CUI Data Handling & Protection

• Ensure CUI is encrypted in transit and at rest using approved algorithms and key management standards.
• Implement network segmentation, VLAN isolation, and access-controlled zones to separate CUI from non-CUI traffic.
• Configure syslog, NTP, SNMPv3, and TLS securely for audit traceability and time-correlated event tracking.
• Enforce least-privilege access for CUI repositories and verify logging for all privileged actions.
• Conduct quarterly configuration audits and evidence collection in support of the corporate CMMC compliance program.
• Operational Security & Monitoring
• Maintain configuration baselines and perform periodic compliance checks on all network-security devices.
• Automate log collection and configuration integrity validation using secure scripting methods.
• Maintain network documentation, change-management records, and segmentation diagrams.
• Provide support for field deployments, system upgrades, and on-site network hardening activities.
• Assist with tabletop exercises, incident response drills, and after-action reviews.
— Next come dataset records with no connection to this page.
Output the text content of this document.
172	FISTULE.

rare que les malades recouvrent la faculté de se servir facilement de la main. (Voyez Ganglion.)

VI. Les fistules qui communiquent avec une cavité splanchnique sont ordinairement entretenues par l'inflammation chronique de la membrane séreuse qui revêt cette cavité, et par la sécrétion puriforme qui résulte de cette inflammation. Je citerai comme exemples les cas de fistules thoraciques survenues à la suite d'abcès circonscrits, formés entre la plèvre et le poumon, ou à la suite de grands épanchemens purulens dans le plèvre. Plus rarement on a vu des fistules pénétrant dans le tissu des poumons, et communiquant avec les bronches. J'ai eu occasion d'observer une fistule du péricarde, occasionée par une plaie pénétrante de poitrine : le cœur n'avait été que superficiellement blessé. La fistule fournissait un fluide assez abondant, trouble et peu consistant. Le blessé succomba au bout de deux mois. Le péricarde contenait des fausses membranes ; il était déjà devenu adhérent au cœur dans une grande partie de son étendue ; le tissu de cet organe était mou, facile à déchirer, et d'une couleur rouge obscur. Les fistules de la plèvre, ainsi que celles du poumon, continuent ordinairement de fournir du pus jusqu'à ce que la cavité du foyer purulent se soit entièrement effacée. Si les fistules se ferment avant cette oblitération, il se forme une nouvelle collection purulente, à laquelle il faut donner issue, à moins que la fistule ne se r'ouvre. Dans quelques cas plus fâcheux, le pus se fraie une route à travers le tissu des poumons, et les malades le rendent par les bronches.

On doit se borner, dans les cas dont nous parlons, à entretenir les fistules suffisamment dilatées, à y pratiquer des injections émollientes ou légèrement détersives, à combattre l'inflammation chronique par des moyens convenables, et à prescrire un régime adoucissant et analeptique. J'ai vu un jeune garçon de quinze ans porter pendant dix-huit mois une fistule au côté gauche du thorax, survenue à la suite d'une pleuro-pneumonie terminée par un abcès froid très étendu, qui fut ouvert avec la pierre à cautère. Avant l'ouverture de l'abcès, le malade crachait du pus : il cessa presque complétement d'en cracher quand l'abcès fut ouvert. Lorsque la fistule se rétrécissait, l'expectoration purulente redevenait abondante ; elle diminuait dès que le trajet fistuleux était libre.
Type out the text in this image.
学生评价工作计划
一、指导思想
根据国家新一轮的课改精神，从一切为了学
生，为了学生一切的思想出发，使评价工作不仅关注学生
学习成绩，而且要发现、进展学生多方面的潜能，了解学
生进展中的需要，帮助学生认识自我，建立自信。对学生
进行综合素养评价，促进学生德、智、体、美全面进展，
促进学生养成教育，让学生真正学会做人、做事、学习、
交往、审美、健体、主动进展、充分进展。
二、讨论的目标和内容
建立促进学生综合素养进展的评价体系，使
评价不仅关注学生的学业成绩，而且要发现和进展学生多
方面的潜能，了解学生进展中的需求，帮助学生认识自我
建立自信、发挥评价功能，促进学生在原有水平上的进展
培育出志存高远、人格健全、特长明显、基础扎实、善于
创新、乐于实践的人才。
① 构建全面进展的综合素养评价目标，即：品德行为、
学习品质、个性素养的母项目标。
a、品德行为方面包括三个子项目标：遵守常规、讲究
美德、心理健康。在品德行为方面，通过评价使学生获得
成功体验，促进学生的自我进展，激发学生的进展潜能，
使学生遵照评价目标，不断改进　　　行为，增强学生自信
Collaboration & Continuous Improvement

• Partner with network and system engineering teams to embed secure-by-design principles into radio network infrastructure and analyzer platforms.
• Mentor junior engineers through scheduled security and compliance training sessions.
• Coordinate with software and system teams to ensure servers, databases, and applications meet hardened configuration baselines.
• Contribute to internal Security Program Initiative, ensuring continuous improvement and measurable compliance progress.
• Recommend new tools, automation frameworks, and monitoring solutions to improve efficiency and visibility.

qualifications:

Bachelor's Degree in Cybersecurity, Computer Science, Engineering Technology, or a related discipline;

Cisco CCNP Security, CISSP, CompTIA CySA+, or CISM preferred.
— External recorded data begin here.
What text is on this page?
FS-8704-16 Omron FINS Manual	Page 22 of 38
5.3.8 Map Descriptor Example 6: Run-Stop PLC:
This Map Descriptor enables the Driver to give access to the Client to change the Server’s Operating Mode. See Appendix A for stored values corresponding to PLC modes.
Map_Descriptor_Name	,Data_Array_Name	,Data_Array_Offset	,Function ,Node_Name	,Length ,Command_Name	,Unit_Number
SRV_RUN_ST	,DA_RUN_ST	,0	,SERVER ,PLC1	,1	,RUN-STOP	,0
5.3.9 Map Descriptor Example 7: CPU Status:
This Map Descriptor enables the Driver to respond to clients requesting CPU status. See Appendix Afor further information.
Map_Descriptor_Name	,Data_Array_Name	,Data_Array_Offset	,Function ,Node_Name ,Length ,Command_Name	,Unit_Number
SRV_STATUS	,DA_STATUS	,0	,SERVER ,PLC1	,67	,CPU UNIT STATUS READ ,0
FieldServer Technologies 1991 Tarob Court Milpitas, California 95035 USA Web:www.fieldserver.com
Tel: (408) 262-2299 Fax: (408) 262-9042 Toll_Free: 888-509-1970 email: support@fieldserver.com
Experience implementing security controls aligned to NIST SP 800-171 and CMMC Level 2.

Hands-on experience with firewalls, VPNs, IPS, AAA, and logging systems.
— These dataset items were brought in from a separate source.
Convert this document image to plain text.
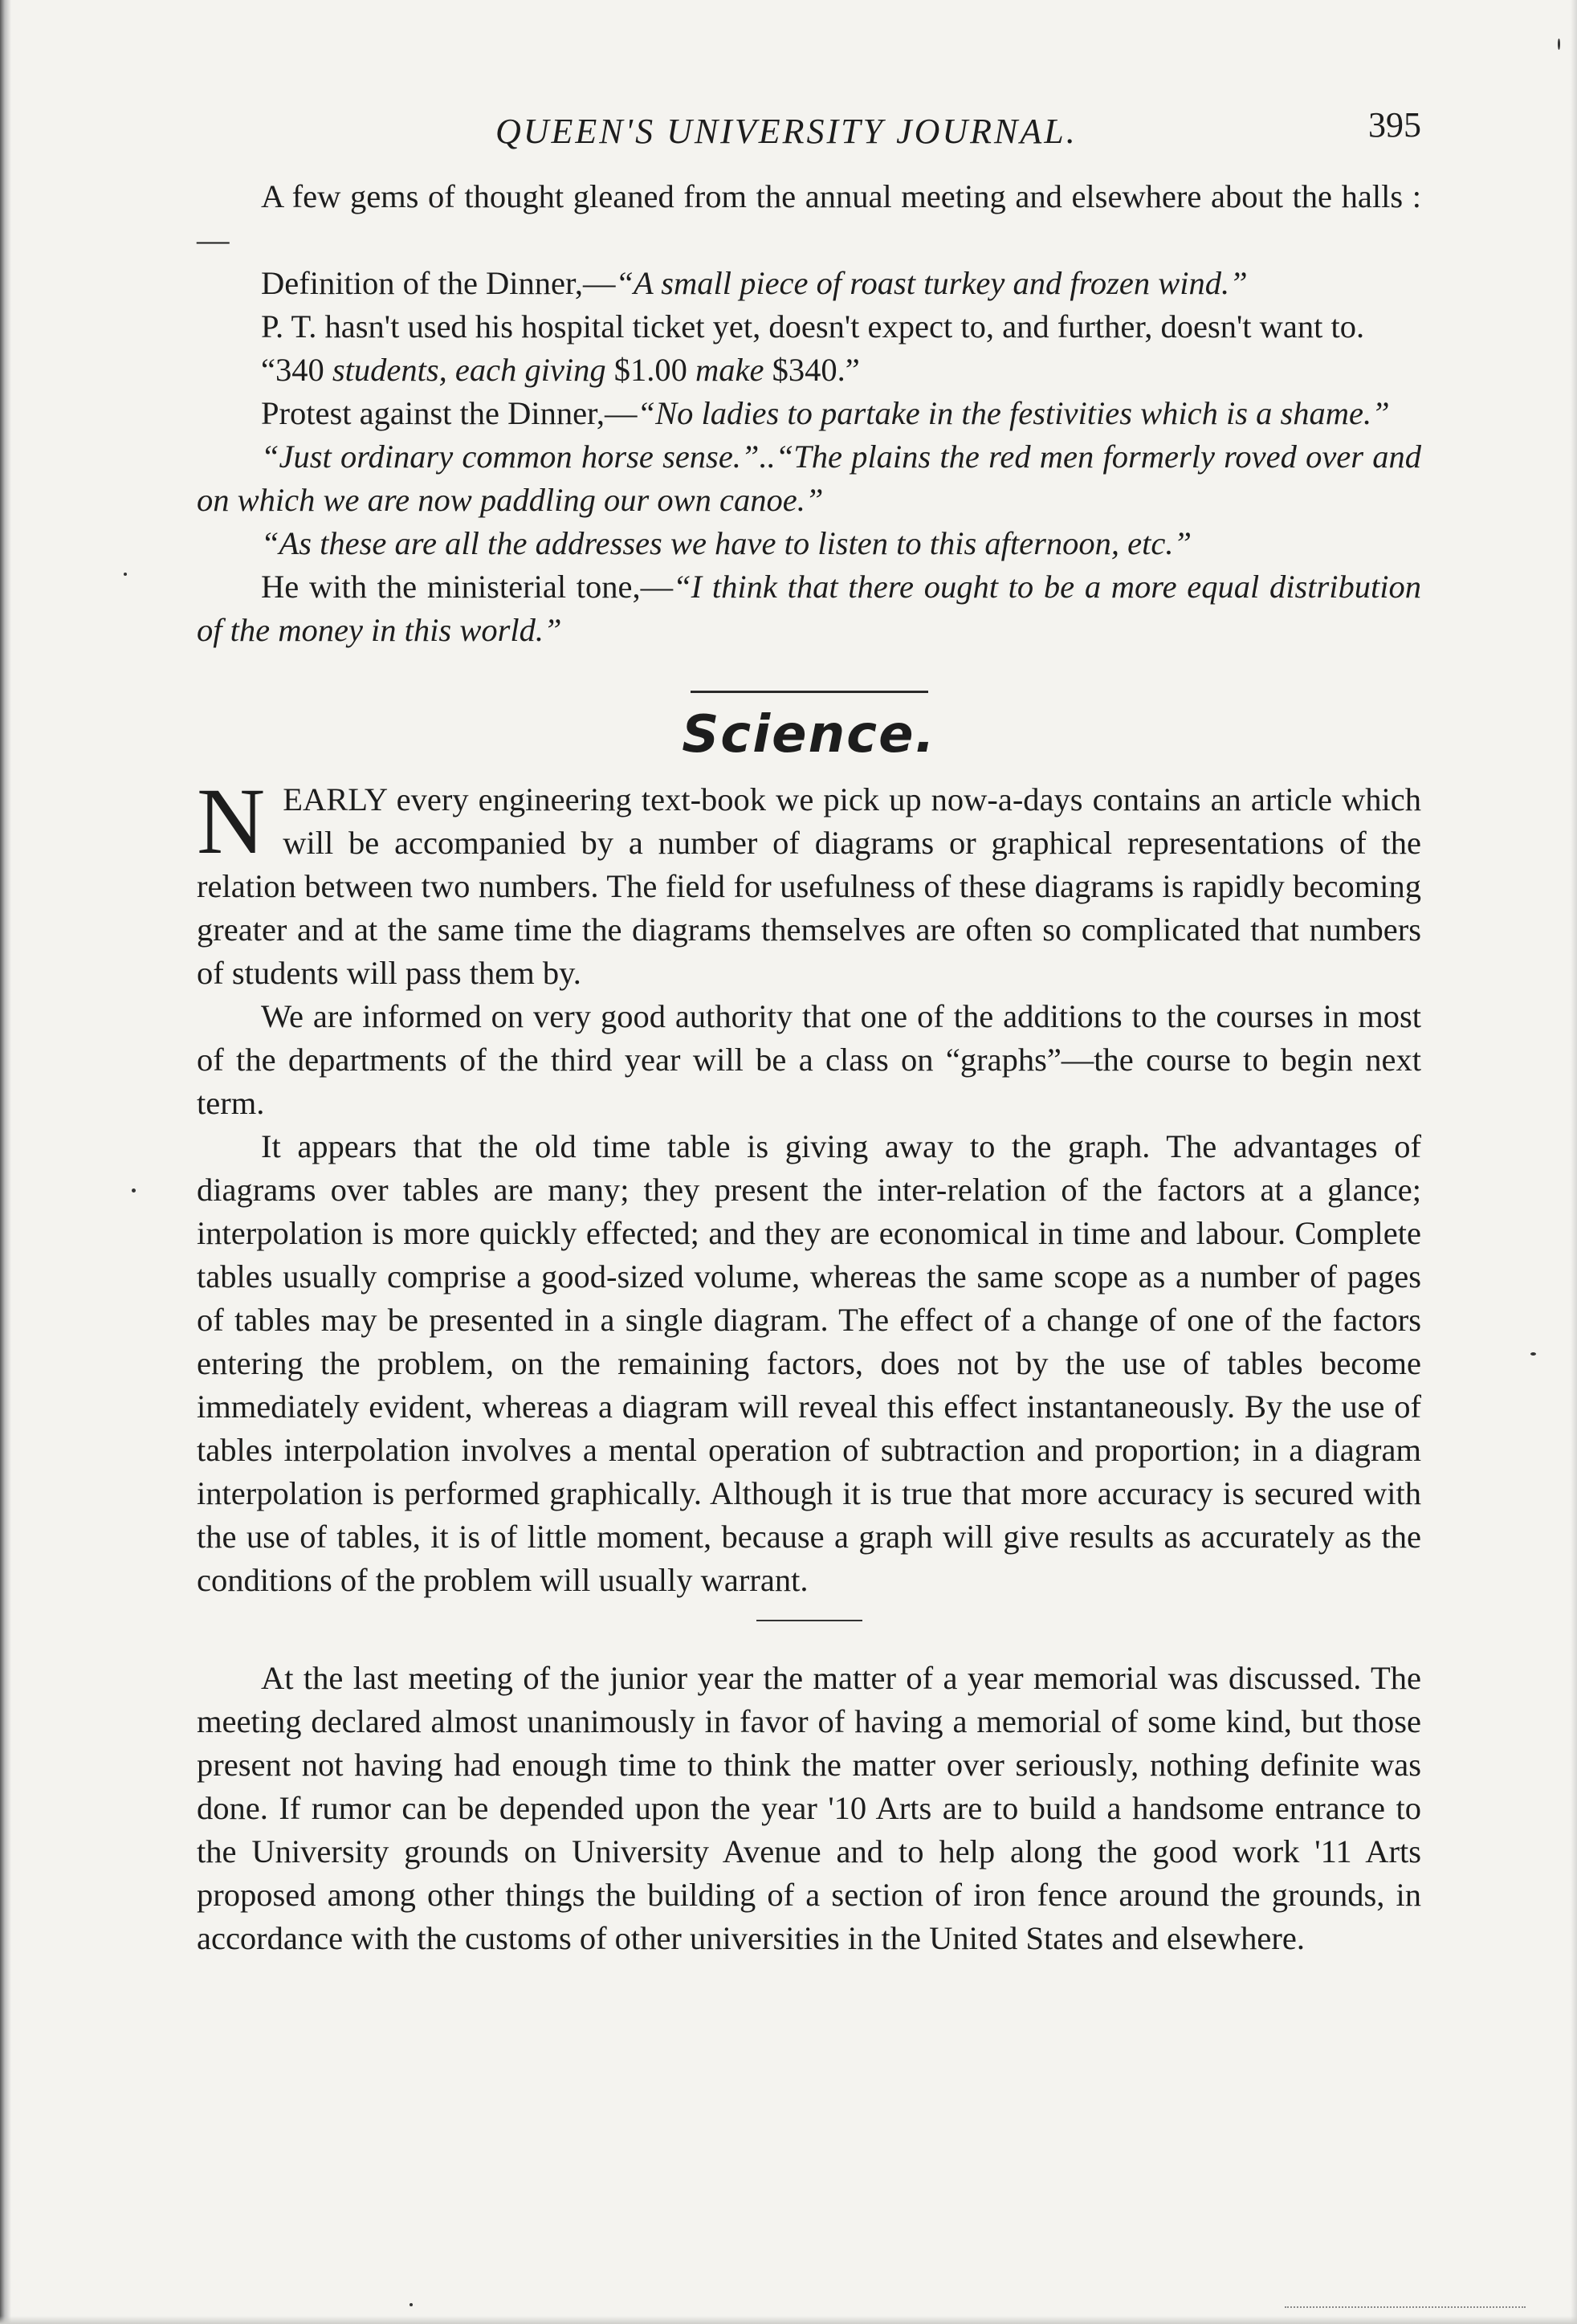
QUEEN'S UNIVERSITY JOURNAL.	395

A few gems of thought gleaned from the annual meeting and elsewhere about the halls :—

Definition of the Dinner,—“A small piece of roast turkey and frozen wind.”

P. T. hasn't used his hospital ticket yet, doesn't expect to, and further, doesn't want to.

“340 students, each giving $1.00 make $340.”

Protest against the Dinner,—“No ladies to partake in the festivities which is a shame.”

“Just ordinary common horse sense.”..“The plains the red men formerly roved over and on which we are now paddling our own canoe.”

“As these are all the addresses we have to listen to this afternoon, etc.”

He with the ministerial tone,—“I think that there ought to be a more equal distribution of the money in this world.”

Science.

NEARLY every engineering text-book we pick up now-a-days contains an article which will be accompanied by a number of diagrams or graphical representations of the relation between two numbers. The field for usefulness of these diagrams is rapidly becoming greater and at the same time the diagrams themselves are often so complicated that numbers of students will pass them by.

We are informed on very good authority that one of the additions to the courses in most of the departments of the third year will be a class on “graphs”—the course to begin next term.

It appears that the old time table is giving away to the graph. The advantages of diagrams over tables are many; they present the inter-relation of the factors at a glance; interpolation is more quickly effected; and they are economical in time and labour. Complete tables usually comprise a good-sized volume, whereas the same scope as a number of pages of tables may be presented in a single diagram. The effect of a change of one of the factors entering the problem, on the remaining factors, does not by the use of tables become immediately evident, whereas a diagram will reveal this effect instantaneously. By the use of tables interpolation involves a mental operation of subtraction and proportion; in a diagram interpolation is performed graphically. Although it is true that more accuracy is secured with the use of tables, it is of little moment, because a graph will give results as accurately as the conditions of the problem will usually warrant.

At the last meeting of the junior year the matter of a year memorial was discussed. The meeting declared almost unanimously in favor of having a memorial of some kind, but those present not having had enough time to think the matter over seriously, nothing definite was done. If rumor can be depended upon the year '10 Arts are to build a handsome entrance to the University grounds on University Avenue and to help along the good work '11 Arts proposed among other things the building of a section of iron fence around the grounds, in accordance with the customs of other universities in the United States and elsewhere.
Familiarity with Linux security hardening, log analysis, and automation scripting (Python, Bash, Ansible).

Experience conducting packet analysis and forensics (Wireshark, Zeek, Suricata).

What We're Looking For:

Advanced technical capacity in network and security engineering.

Strong written and verbal communication skills.

Demonstrated analytical, diagnostic, and problem-solving ability.

Experience with Windows and Linux administration.

Rapid learning aptitude for new tools and methods.

Proficiency with scripting, configuration management, and SIEM integration.

In-depth understanding of TCP/IP, UDP, SNMPv3, SSL/TLS, IPSec, and 802.1X. P25, DFSI+, and SIP preferred.

Equal Opportunity Employer: Race, Color, Religion, Sex, Sexual Orientation, Gender Identity, National Origin, Age, Genetic Information, Disability, Protected Veteran Status, or any other legally protected group status.

At Randstad Digital, we welcome people of all abilities and want to ensure that our hiring and interview process meets the needs of all applicants. If you require a reasonable accommodation to make your application or interview experience a great one, please contact

Pay offered to a successful candidate will be based on several factors including the candidate's education, work experience, work location, specific job duties, certifications, etc. In addition, Randstad Digital offers a comprehensive benefits package, including: medical, prescription, dental, vision, AD&D, and life insurance offerings, short-term disability, and a 401K plan (all benefits are based on eligibility).

This posting is open for thirty (30) days.